You always have the option to purchase used vehicles. If your priority is your finances, that’s the seemingly right choice. However, this doesn’t mean that it doesn’t pose any risk. Luke Jackson was an ordinary guy who experienced the downsides of acquiring used cars.
What he got is a 2018 Tesla Model 3 from a particular dealership in Florida. He bought it using his hard-earned cash. When he purchased the car, it had 9,000 miles on the clock; its condition was pretty good, too. The title was clean, so he sealed the deal.
Sadly, he found out months later that his Model 3 got involved in a severe road collision. He also discovered that the cost of repairing the front of the vehicle is roughly $34,000! The worst of all is that this accident history is not recorded in the title when he got the vehicle. To add insults to injury, he also learned that the Model 3 he is using right now had been listed on an auction site, with proof of the damages caused by the accident.
The case of Jackson was first reported on WSB Radio. But according to this outlet, his story is not an isolated case of wrecked vehicles that had been sold with clean titles. Based on the rumors, there was also a Toyota 4Runner (with no side curtain airbags) that deceived many people. It’s the reason the said Toyota had already seven owners in just a span of five years.

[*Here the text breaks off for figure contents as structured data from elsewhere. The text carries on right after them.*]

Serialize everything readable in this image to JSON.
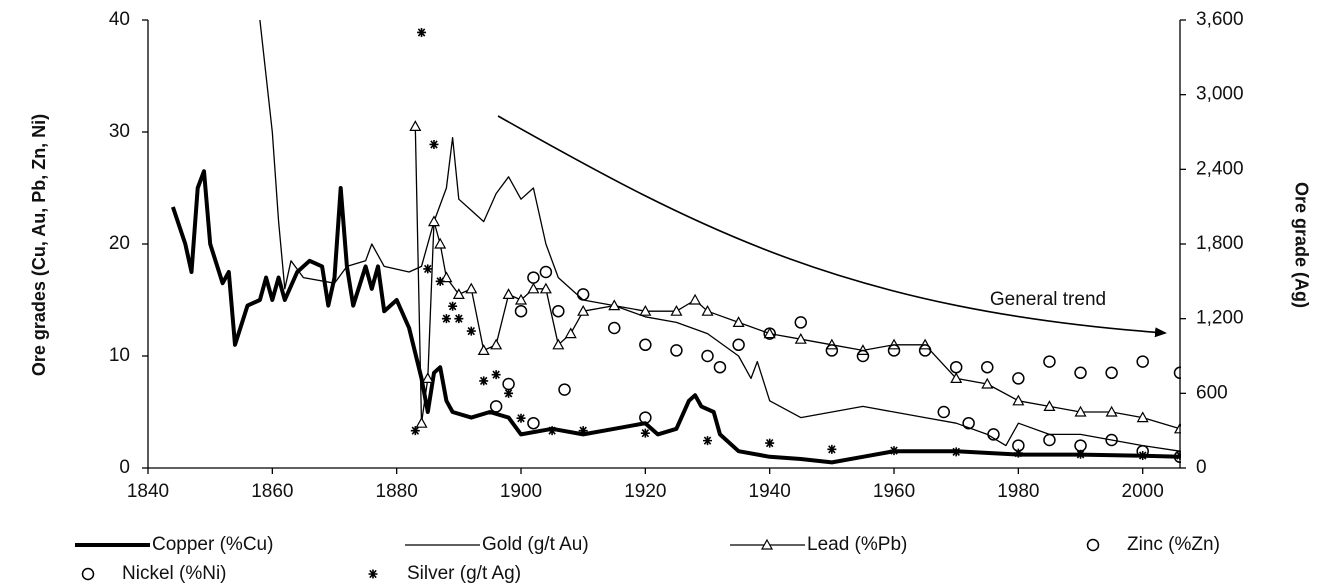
{
  "chart_data": {
    "type": "line",
    "y_label": "Ore grades (Cu, Au, Pb, Zn, Ni)",
    "y2_label": "Ore grade (Ag)",
    "annotation": "General trend",
    "xlim": [
      1840,
      2006
    ],
    "xticks": [
      1840,
      1860,
      1880,
      1900,
      1920,
      1940,
      1960,
      1980,
      2000
    ],
    "ylim": [
      0,
      40
    ],
    "yticks": [
      0,
      10,
      20,
      30,
      40
    ],
    "y2lim": [
      0,
      3600
    ],
    "y2ticks": [
      0,
      600,
      {
        "value": 1200,
        "label": "1,200"
      },
      {
        "value": 1800,
        "label": "1,800"
      },
      {
        "value": 2400,
        "label": "2,400"
      },
      {
        "value": 3000,
        "label": "3,000"
      },
      {
        "value": 3600,
        "label": "3,600"
      }
    ],
    "series": [
      {
        "name": "Copper (%Cu)",
        "color": "#000000",
        "line": true,
        "width": 4,
        "marker": "none",
        "x": [
          1844,
          1846,
          1847,
          1848,
          1849,
          1850,
          1852,
          1853,
          1854,
          1856,
          1858,
          1859,
          1860,
          1861,
          1862,
          1864,
          1866,
          1868,
          1869,
          1870,
          1871,
          1872,
          1873,
          1875,
          1876,
          1877,
          1878,
          1880,
          1882,
          1884,
          1885,
          1886,
          1887,
          1888,
          1889,
          1892,
          1895,
          1898,
          1900,
          1905,
          1910,
          1915,
          1920,
          1922,
          1925,
          1927,
          1928,
          1929,
          1931,
          1932,
          1935,
          1940,
          1945,
          1950,
          1955,
          1960,
          1970,
          1980,
          1990,
          2000,
          2006
        ],
        "values": [
          23.3,
          20,
          17.5,
          25,
          26.5,
          20,
          16.5,
          17.5,
          11,
          14.5,
          15,
          17,
          15,
          17,
          15,
          17.5,
          18.5,
          18,
          14.5,
          17,
          25,
          18,
          14.5,
          18,
          16,
          18,
          14,
          15,
          12.5,
          8,
          5,
          8.5,
          9,
          6,
          5,
          4.5,
          5,
          4.5,
          3,
          3.5,
          3,
          3.5,
          4,
          3,
          3.5,
          6,
          6.5,
          5.5,
          5,
          3,
          1.5,
          1,
          0.8,
          0.5,
          1,
          1.5,
          1.5,
          1.2,
          1.2,
          1.1,
          1
        ]
      },
      {
        "name": "Gold (g/t Au)",
        "color": "#000000",
        "line": true,
        "width": 1.3,
        "marker": "none",
        "x": [
          1858,
          1860,
          1861,
          1862,
          1863,
          1865,
          1870,
          1872,
          1875,
          1876,
          1878,
          1882,
          1884,
          1886,
          1888,
          1889,
          1890,
          1892,
          1894,
          1896,
          1898,
          1900,
          1902,
          1904,
          1906,
          1910,
          1915,
          1920,
          1925,
          1930,
          1935,
          1937,
          1938,
          1940,
          1945,
          1950,
          1955,
          1960,
          1965,
          1970,
          1975,
          1978,
          1980,
          1985,
          1990,
          1995,
          2000,
          2006
        ],
        "values": [
          40,
          30,
          22,
          16,
          18.5,
          17,
          16.5,
          18,
          18.5,
          20,
          18,
          17.5,
          18,
          22,
          25,
          29.5,
          24,
          23,
          22,
          24.5,
          26,
          24,
          25,
          20,
          17,
          15,
          14.5,
          13.5,
          13,
          12,
          10,
          8,
          9.5,
          6,
          4.5,
          5,
          5.5,
          5,
          4.5,
          4,
          3,
          2,
          4,
          3,
          3,
          2.5,
          2,
          1.5
        ]
      },
      {
        "name": "Lead (%Pb)",
        "color": "#000000",
        "line": true,
        "width": 1.3,
        "marker": "triangle",
        "x": [
          1883,
          1884,
          1885,
          1886,
          1887,
          1888,
          1890,
          1892,
          1894,
          1896,
          1898,
          1900,
          1902,
          1904,
          1906,
          1908,
          1910,
          1915,
          1920,
          1925,
          1928,
          1930,
          1935,
          1940,
          1945,
          1950,
          1955,
          1960,
          1965,
          1970,
          1975,
          1980,
          1985,
          1990,
          1995,
          2000,
          2006
        ],
        "values": [
          30.5,
          4,
          8,
          22,
          20,
          17,
          15.5,
          16,
          10.5,
          11,
          15.5,
          15,
          16,
          16,
          11,
          12,
          14,
          14.5,
          14,
          14,
          15,
          14,
          13,
          12,
          11.5,
          11,
          10.5,
          11,
          11,
          8,
          7.5,
          6,
          5.5,
          5,
          5,
          4.5,
          3.5
        ]
      },
      {
        "name": "Zinc (%Zn)",
        "color": "#000000",
        "line": false,
        "marker": "circle",
        "x": [
          1900,
          1902,
          1904,
          1906,
          1910,
          1915,
          1920,
          1925,
          1930,
          1932,
          1935,
          1940,
          1945,
          1950,
          1955,
          1960,
          1965,
          1970,
          1975,
          1980,
          1985,
          1990,
          1995,
          2000,
          2006
        ],
        "values": [
          14,
          17,
          17.5,
          14,
          15.5,
          12.5,
          11,
          10.5,
          10,
          9,
          11,
          12,
          13,
          10.5,
          10,
          10.5,
          10.5,
          9,
          9,
          8,
          9.5,
          8.5,
          8.5,
          9.5,
          8.5
        ]
      },
      {
        "name": "Nickel (%Ni)",
        "color": "#000000",
        "line": false,
        "marker": "circle",
        "x": [
          1896,
          1898,
          1902,
          1907,
          1920,
          1968,
          1972,
          1976,
          1980,
          1985,
          1990,
          1995,
          2000,
          2006
        ],
        "values": [
          5.5,
          7.5,
          4,
          7,
          4.5,
          5,
          4,
          3,
          2,
          2.5,
          2,
          2.5,
          1.5,
          1
        ]
      },
      {
        "name": "Silver (g/t Ag)",
        "color": "#000000",
        "line": false,
        "marker": "asterisk",
        "axis": "y2",
        "x": [
          1883,
          1884,
          1885,
          1886,
          1887,
          1888,
          1889,
          1890,
          1892,
          1894,
          1896,
          1898,
          1900,
          1905,
          1910,
          1920,
          1930,
          1940,
          1950,
          1960,
          1970,
          1980,
          1990,
          2000,
          2006
        ],
        "values": [
          300,
          3500,
          1600,
          2600,
          1500,
          1200,
          1300,
          1200,
          1100,
          700,
          750,
          600,
          400,
          300,
          300,
          280,
          220,
          200,
          150,
          140,
          130,
          120,
          110,
          100,
          100
        ]
      }
    ]
  }
}
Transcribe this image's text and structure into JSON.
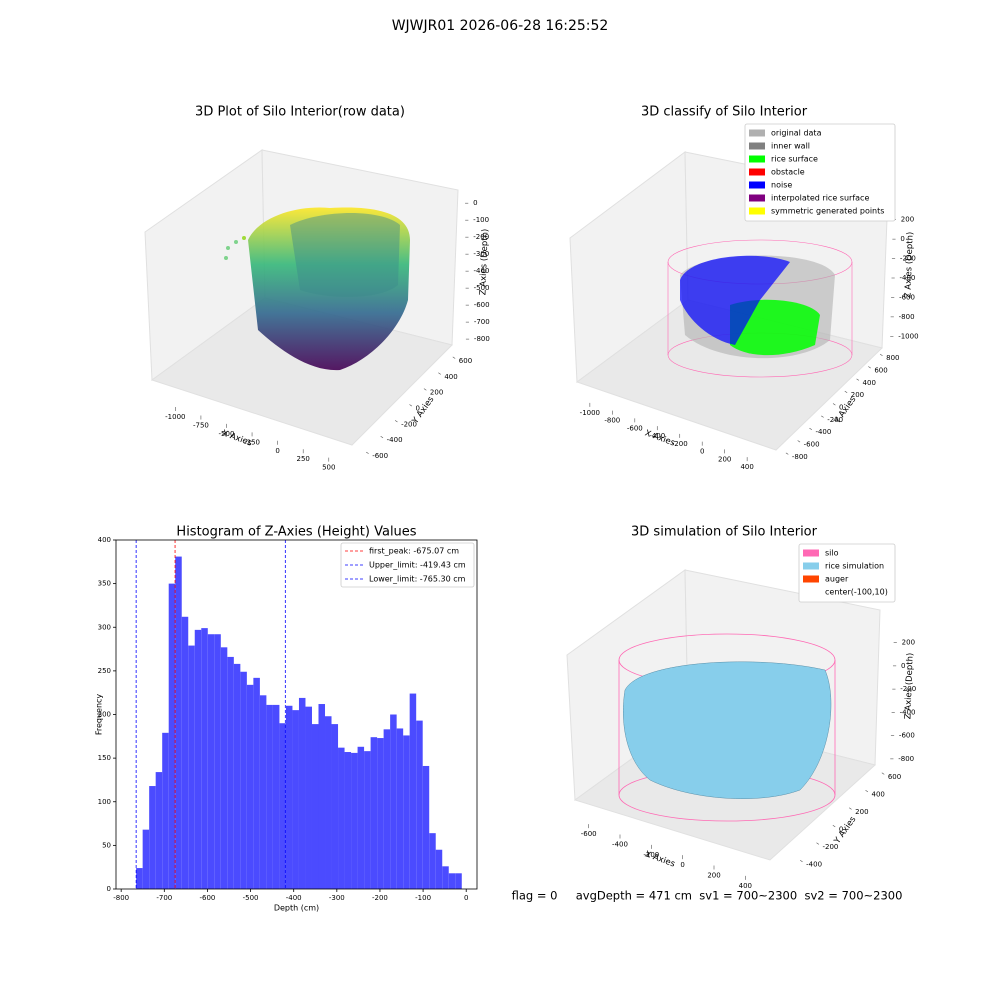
{
  "title": "WJWJR01 2026-06-28 16:25:52",
  "footer": "flag = 0     avgDepth = 471 cm  sv1 = 700~2300  sv2 = 700~2300",
  "chart_data": [
    {
      "type": "scatter3d",
      "title": "3D Plot of Silo Interior(row data)",
      "xlabel": "X Axies",
      "ylabel": "Y Axies",
      "zlabel": "Z Axies (Depth)",
      "xlim": [
        -1150,
        600
      ],
      "xticks": [
        -1000,
        -750,
        -500,
        -250,
        0,
        250,
        500
      ],
      "ylim": [
        -700,
        700
      ],
      "yticks": [
        -600,
        -400,
        -200,
        0,
        200,
        400,
        600
      ],
      "zlim": [
        -870,
        60
      ],
      "zticks": [
        -800,
        -700,
        -600,
        -500,
        -400,
        -300,
        -200,
        -100,
        0
      ]
    },
    {
      "type": "scatter3d",
      "title": "3D classify of Silo Interior",
      "xlabel": "X Axies",
      "ylabel": "Y Axies",
      "zlabel": "Z Axies (Depth)",
      "xlim": [
        -1150,
        550
      ],
      "xticks": [
        -1000,
        -800,
        -600,
        -400,
        -200,
        0,
        200,
        400
      ],
      "ylim": [
        -900,
        900
      ],
      "yticks": [
        -800,
        -600,
        -400,
        -200,
        0,
        200,
        400,
        600,
        800
      ],
      "zlim": [
        -1100,
        300
      ],
      "zticks": [
        -1000,
        -800,
        -600,
        -400,
        -200,
        0,
        200
      ],
      "legend": [
        {
          "name": "original data",
          "color": "#b0b0b0"
        },
        {
          "name": "inner wall",
          "color": "#808080"
        },
        {
          "name": "rice surface",
          "color": "#00ff00"
        },
        {
          "name": "obstacle",
          "color": "#ff0000"
        },
        {
          "name": "noise",
          "color": "#0000ff"
        },
        {
          "name": "interpolated rice surface",
          "color": "#800080"
        },
        {
          "name": "symmetric generated points",
          "color": "#ffff00"
        }
      ]
    },
    {
      "type": "histogram",
      "title": "Histogram of Z-Axies (Height) Values",
      "xlabel": "Depth (cm)",
      "ylabel": "Frequency",
      "color": "#4b4bff",
      "bins": [
        -765.3,
        -750.2,
        -735.1,
        -720.0,
        -704.9,
        -689.8,
        -674.7,
        -659.6,
        -644.5,
        -629.4,
        -614.3,
        -599.2,
        -584.1,
        -569.0,
        -553.9,
        -538.8,
        -523.7,
        -508.6,
        -493.5,
        -478.4,
        -463.3,
        -448.2,
        -433.1,
        -418.0,
        -402.9,
        -387.8,
        -372.7,
        -357.6,
        -342.5,
        -327.4,
        -312.3,
        -297.2,
        -282.1,
        -267.0,
        -251.9,
        -236.8,
        -221.7,
        -206.6,
        -191.5,
        -176.4,
        -161.3,
        -146.2,
        -131.1,
        -116.0,
        -100.9,
        -85.8,
        -70.7,
        -55.6,
        -40.5,
        -25.4,
        -10.3
      ],
      "values": [
        24,
        68,
        118,
        134,
        179,
        350,
        381,
        312,
        279,
        297,
        299,
        292,
        292,
        277,
        266,
        258,
        249,
        234,
        242,
        222,
        211,
        211,
        190,
        210,
        205,
        219,
        209,
        189,
        212,
        198,
        189,
        162,
        157,
        156,
        163,
        158,
        174,
        173,
        183,
        200,
        184,
        176,
        224,
        193,
        141,
        64,
        45,
        26,
        18,
        18
      ],
      "xlim": [
        -812,
        25
      ],
      "xticks": [
        -800,
        -700,
        -600,
        -500,
        -400,
        -300,
        -200,
        -100,
        0
      ],
      "ylim": [
        0,
        400
      ],
      "yticks": [
        0,
        50,
        100,
        150,
        200,
        250,
        300,
        350,
        400
      ],
      "lines": [
        {
          "name": "first_peak: -675.07 cm",
          "value": -675.07,
          "color": "#ff0000"
        },
        {
          "name": "Upper_limit: -419.43 cm",
          "value": -419.43,
          "color": "#0000ff"
        },
        {
          "name": "Lower_limit: -765.30 cm",
          "value": -765.3,
          "color": "#0000ff"
        }
      ]
    },
    {
      "type": "surface3d",
      "title": "3D simulation of Silo Interior",
      "xlabel": "X Axies",
      "ylabel": "Y Axies",
      "zlabel": "Z Axies (Depth)",
      "xlim": [
        -700,
        500
      ],
      "xticks": [
        -600,
        -400,
        -200,
        0,
        200,
        400
      ],
      "ylim": [
        -500,
        700
      ],
      "yticks": [
        -400,
        -200,
        0,
        200,
        400,
        600
      ],
      "zlim": [
        -870,
        300
      ],
      "zticks": [
        -800,
        -600,
        -400,
        -200,
        0,
        200
      ],
      "legend": [
        {
          "name": "silo",
          "color": "#ff69b4"
        },
        {
          "name": "rice simulation",
          "color": "#87ceeb"
        },
        {
          "name": "auger",
          "color": "#ff4500"
        },
        {
          "name": "center(-100,10)",
          "color": null
        }
      ]
    }
  ]
}
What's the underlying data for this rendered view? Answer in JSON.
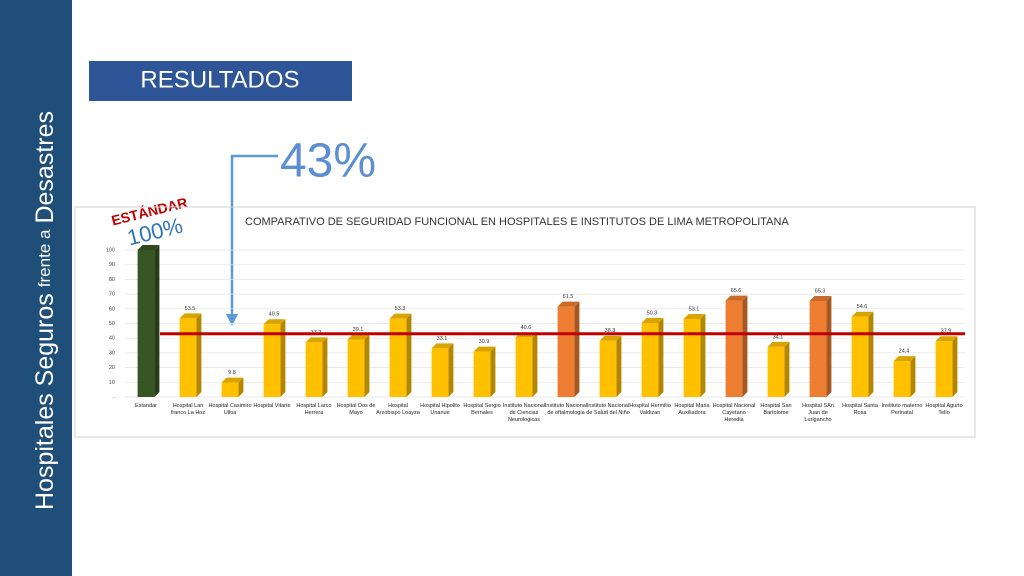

Interestingly, the Model 3 and 4Runner got their “clean titles” in Texas. And we just learned that it is not an illegal thing to do. On a particular Texas law, the title of the vehicle remains unscathed as long as the repair cost is not higher than its actual value. Hence, if your car is worth $50,000 but the repair cost is $45,000, your title will not be changed.
What do you think about this policy? Do you think it’s fair for people who want to buy used cars?